Гость ушел довольный, а Юсуп спросил:

— Дядя Махмуд, я понимаю почти все, что вы говорите. Вы подробно рассказываете людям, как и где лучше копать арыки и каналы для орошения полей. Вы объясняете, что нужно делать, чтобы уберечь скот от падежа, а садовые деревья от болезней, но этот совет мне непонятен.

— Видишь ли,— сказал Махмуд,— этому здоровому бездельнику идет уже третий десяток. Если он до сих пор ничего полезного не делал и ничего не хотел делать, то и впредь от него никакого толку не будет. Вот я и сказал ему: «Не ешьте мясо трехцветной козы». Теперь он, по крайней мере, знает, чего ему не делать. Видал, какой он довольный пошел? Большего этот бездельник не заслуживает. Дело нужно выбирать себе с детства. Вот ты, например, уже научился метать петли и пришивать карманы, тебя можно послать за нитками, и ты не принесешь гнилых... Да, скажи-ка мне, что нового ты узнал в городе и на базаре?

— Большие новости! — Юсуп обрадовался вопросу; ему показалось, что он может рассказать много интересного.— Из Золотой Орды пришел караван с дорогими мехами, а из Персии — с шелковыми тканями. На базар приехал китайский фокусник. У него такая круглая шапка, он вынимает из нее всякие ленты, платки и даже живую курицу.

— Ну, а что ты узнал сегодня из книги Абу-Рейхан аль-Бируни?

— Там нет больших новостей. Там написано только, что Земля и другие звезды кружатся вокруг Солнца. Я еще не читал дальше, но, кроме этого, пока ничего не узнал.

— Что же,— спокойно заметил Махмуд,— самую большую новость ты узнал именно из этой книги.

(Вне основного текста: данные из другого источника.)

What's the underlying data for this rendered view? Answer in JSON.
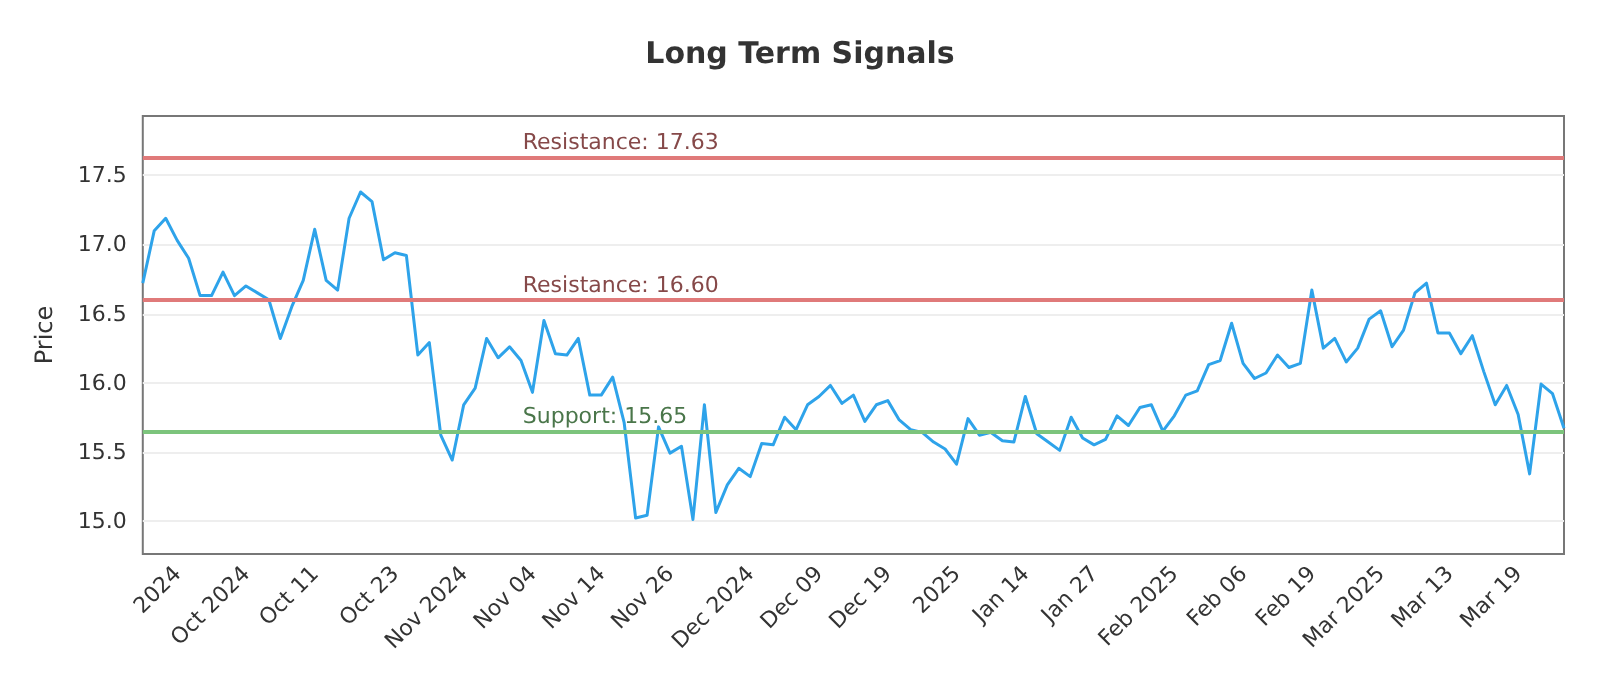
{
  "chart_data": {
    "type": "line",
    "title": "Long Term Signals",
    "ylabel": "Price",
    "categories": [
      null,
      null,
      null,
      "2024",
      null,
      null,
      null,
      null,
      null,
      "Oct 2024",
      null,
      null,
      null,
      null,
      null,
      "Oct 11",
      null,
      null,
      null,
      null,
      null,
      null,
      "Oct 23",
      null,
      null,
      null,
      null,
      null,
      "Nov 2024",
      null,
      null,
      null,
      null,
      null,
      "Nov 04",
      null,
      null,
      null,
      null,
      null,
      "Nov 14",
      null,
      null,
      null,
      null,
      null,
      "Nov 26",
      null,
      null,
      null,
      null,
      null,
      null,
      "Dec 2024",
      null,
      null,
      null,
      null,
      null,
      "Dec 09",
      null,
      null,
      null,
      null,
      null,
      "Dec 19",
      null,
      null,
      null,
      null,
      null,
      "2025",
      null,
      null,
      null,
      null,
      null,
      "Jan 14",
      null,
      null,
      null,
      null,
      null,
      "Jan 27",
      null,
      null,
      null,
      null,
      null,
      null,
      "Feb 2025",
      null,
      null,
      null,
      null,
      null,
      "Feb 06",
      null,
      null,
      null,
      null,
      null,
      "Feb 19",
      null,
      null,
      null,
      null,
      null,
      "Mar 2025",
      null,
      null,
      null,
      null,
      null,
      "Mar 13",
      null,
      null,
      null,
      null,
      null,
      "Mar 19",
      null,
      null,
      null,
      null
    ],
    "series": [
      {
        "color": "#2ea3ea",
        "values": [
          16.72,
          17.1,
          17.19,
          17.03,
          16.9,
          16.63,
          16.63,
          16.8,
          16.63,
          16.7,
          16.65,
          16.6,
          16.32,
          16.55,
          16.74,
          17.11,
          16.74,
          16.67,
          17.19,
          17.38,
          17.31,
          16.89,
          16.94,
          16.92,
          16.2,
          16.29,
          15.62,
          15.44,
          15.84,
          15.96,
          16.32,
          16.18,
          16.26,
          16.16,
          15.93,
          16.45,
          16.21,
          16.2,
          16.32,
          15.91,
          15.91,
          16.04,
          15.71,
          15.02,
          15.04,
          15.68,
          15.49,
          15.54,
          15.01,
          15.84,
          15.06,
          15.26,
          15.38,
          15.32,
          15.56,
          15.55,
          15.75,
          15.66,
          15.84,
          15.9,
          15.98,
          15.85,
          15.91,
          15.72,
          15.84,
          15.87,
          15.73,
          15.66,
          15.64,
          15.57,
          15.52,
          15.41,
          15.74,
          15.62,
          15.64,
          15.58,
          15.57,
          15.9,
          15.63,
          15.57,
          15.51,
          15.75,
          15.6,
          15.55,
          15.59,
          15.76,
          15.69,
          15.82,
          15.84,
          15.65,
          15.76,
          15.91,
          15.94,
          16.13,
          16.16,
          16.43,
          16.14,
          16.03,
          16.07,
          16.2,
          16.11,
          16.14,
          16.67,
          16.25,
          16.32,
          16.15,
          16.25,
          16.46,
          16.52,
          16.26,
          16.38,
          16.65,
          16.72,
          16.36,
          16.36,
          16.21,
          16.34,
          16.08,
          15.84,
          15.98,
          15.77,
          15.34,
          15.99,
          15.92,
          15.67
        ]
      }
    ],
    "ylim": [
      14.76,
      17.93
    ],
    "yticks": [
      {
        "value": 15,
        "label": "15.0"
      },
      15.5,
      {
        "value": 16,
        "label": "16.0"
      },
      16.5,
      {
        "value": 17,
        "label": "17.0"
      },
      17.5
    ],
    "grid": "y",
    "ref_lines": [
      {
        "axis": "y",
        "value": 17.63,
        "label": "Resistance: 17.63",
        "color": "#e07a7a"
      },
      {
        "axis": "y",
        "value": 16.6,
        "label": "Resistance: 16.60",
        "color": "#e07a7a"
      },
      {
        "axis": "y",
        "value": 15.65,
        "label": "Support: 15.65",
        "color": "#7cc47c"
      }
    ]
  }
}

Новое никогда не бывает большим, и не каждый его сразу замечает. Зоркий человек видит верблюда в пустыне, когда он еще меньше мухи. Потом верблюд приближается и становится с собаку, а потом он становится большим, как верблюд. Но это уже не новость. Это просто верблюд. Когда-нибудь люди, возможно, побывают на дальних звездах, и это случится потому, что они будут хорошо знать ту маленькую новость, которую ты узнал из книги великого Бируни. Я не зря дал тебе ее читать. Ты должен учиться.

— Это трудно,— пожаловался Юсуп.— В книгах много непонятного.

— Правильно,— сказал Махмуд.— Учиться нелегко. Кое-кто даже и не представляет, как это трудно. Ведь ученье отличается от всякой другой работы. Можно попросить, чтобы за тебя принесли дрова для очага, нарвали яблок или даже выкопали колодец. Но никого нельзя просить, чтобы за тебя выучили стихотворение или прочитали умную книгу, потому что стихотворение будешь знать не ты, а другой, и мысли мудреца останутся тебе неизвестны. Учиться ремеслу тоже нелегко, но ты — молодец! Завтра я научу тебя пришивать воротник. Ты не жалеешь, что выбрал скорняжное ремесло?

— Не жалею,— сказал Юсуп.— Мне нравится.

— Мне тоже,— улыбнулся Махмуд.— Ведь самое главное, по-моему,— это чтобы людям было тепло оттого, что ты живешь на свете.